We skip the math involved here to spare the non-mathematically inclined reader. The point that must be understood however is that it is possible to lay out the results both of testing and implementation in such a way that an optimal security budget can be arrived at. As a check on the sanity of this scheme let's look at the extreme cases. If there are no attacks on the system then the maximizing process will rule out any security budget whatsoever. Likewise if there are no opportunity costs we will set the security budget at zero.

When The number of attacks or the opportunity costs are high then the budget is appropriately expanded. The only question is the ratio of test budget to implementation budget. This depend not upon population size, which we have successfully decoupled, but upon sample size and our desire for accuracy. If our desire for accuracy is low then most of the budget ends up in implementation. If our desire for accuracy is high the tests drain the entire budget.

From the above analysis we know that we have a rational model of security for a computer network.
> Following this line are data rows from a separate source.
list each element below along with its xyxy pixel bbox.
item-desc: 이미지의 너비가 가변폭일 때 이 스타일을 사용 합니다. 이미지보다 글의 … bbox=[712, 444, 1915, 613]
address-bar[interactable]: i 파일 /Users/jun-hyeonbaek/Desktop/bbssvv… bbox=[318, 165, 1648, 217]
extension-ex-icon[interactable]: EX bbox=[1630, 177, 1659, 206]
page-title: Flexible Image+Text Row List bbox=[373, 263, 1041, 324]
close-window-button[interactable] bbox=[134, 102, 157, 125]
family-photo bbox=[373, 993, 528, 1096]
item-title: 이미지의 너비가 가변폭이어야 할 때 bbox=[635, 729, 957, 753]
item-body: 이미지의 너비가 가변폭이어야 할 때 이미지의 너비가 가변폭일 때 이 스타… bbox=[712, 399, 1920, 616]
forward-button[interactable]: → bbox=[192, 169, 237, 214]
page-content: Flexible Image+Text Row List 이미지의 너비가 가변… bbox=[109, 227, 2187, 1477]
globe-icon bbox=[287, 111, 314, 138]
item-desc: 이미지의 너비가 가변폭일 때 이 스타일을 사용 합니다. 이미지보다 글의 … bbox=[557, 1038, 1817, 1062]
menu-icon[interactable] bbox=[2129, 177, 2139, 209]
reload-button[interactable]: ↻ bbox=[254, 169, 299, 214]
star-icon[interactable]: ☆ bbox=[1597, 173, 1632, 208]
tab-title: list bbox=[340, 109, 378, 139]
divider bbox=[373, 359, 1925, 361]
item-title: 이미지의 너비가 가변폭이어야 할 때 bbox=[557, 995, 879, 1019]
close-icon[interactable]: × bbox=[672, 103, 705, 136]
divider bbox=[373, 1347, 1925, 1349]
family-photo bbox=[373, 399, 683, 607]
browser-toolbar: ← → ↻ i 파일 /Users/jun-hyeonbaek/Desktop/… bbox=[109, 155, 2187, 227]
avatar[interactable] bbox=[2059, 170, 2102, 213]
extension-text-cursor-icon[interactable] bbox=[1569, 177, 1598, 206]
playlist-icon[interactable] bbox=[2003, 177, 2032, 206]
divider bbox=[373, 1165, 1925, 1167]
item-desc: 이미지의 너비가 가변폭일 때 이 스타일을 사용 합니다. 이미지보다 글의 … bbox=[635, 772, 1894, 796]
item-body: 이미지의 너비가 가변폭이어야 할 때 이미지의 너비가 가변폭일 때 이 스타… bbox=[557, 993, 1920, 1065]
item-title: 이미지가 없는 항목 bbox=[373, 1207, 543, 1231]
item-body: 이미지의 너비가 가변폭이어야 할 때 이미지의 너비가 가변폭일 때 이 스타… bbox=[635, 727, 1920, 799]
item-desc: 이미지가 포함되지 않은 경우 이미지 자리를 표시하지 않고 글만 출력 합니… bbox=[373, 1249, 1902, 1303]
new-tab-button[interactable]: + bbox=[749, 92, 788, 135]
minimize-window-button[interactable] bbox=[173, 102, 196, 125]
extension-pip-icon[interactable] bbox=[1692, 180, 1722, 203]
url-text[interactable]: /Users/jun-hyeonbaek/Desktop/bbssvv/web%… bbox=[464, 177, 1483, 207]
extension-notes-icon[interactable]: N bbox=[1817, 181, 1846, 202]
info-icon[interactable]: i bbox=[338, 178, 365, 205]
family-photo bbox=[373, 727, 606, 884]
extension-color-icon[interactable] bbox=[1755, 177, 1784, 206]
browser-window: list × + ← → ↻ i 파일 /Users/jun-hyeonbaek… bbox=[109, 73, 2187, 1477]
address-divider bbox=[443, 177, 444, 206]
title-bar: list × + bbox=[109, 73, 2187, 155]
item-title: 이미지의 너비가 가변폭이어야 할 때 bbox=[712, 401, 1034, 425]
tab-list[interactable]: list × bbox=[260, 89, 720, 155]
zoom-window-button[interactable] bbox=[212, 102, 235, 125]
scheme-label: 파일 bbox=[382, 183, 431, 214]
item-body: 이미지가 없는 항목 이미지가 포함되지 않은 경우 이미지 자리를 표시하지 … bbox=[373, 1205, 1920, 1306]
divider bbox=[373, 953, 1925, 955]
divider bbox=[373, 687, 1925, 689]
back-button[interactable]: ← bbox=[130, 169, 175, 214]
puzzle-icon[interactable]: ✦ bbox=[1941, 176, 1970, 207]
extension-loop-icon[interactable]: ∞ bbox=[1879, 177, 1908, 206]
Just getting hold of the numbers to plug into our model can be quite expensive so we want to include a method for estimating the value of taking on such a project.

Are there any rules of thumb that can be applied without an optimizing matrix? Yes, the sample number should remain around 32 or 80% percent of the population whichever is less. The test + implementation budget should not exceed 10% of the additional revenue realized by the opportunity cost savings. This makes the assumption that a company is generating 10% profit on revenue.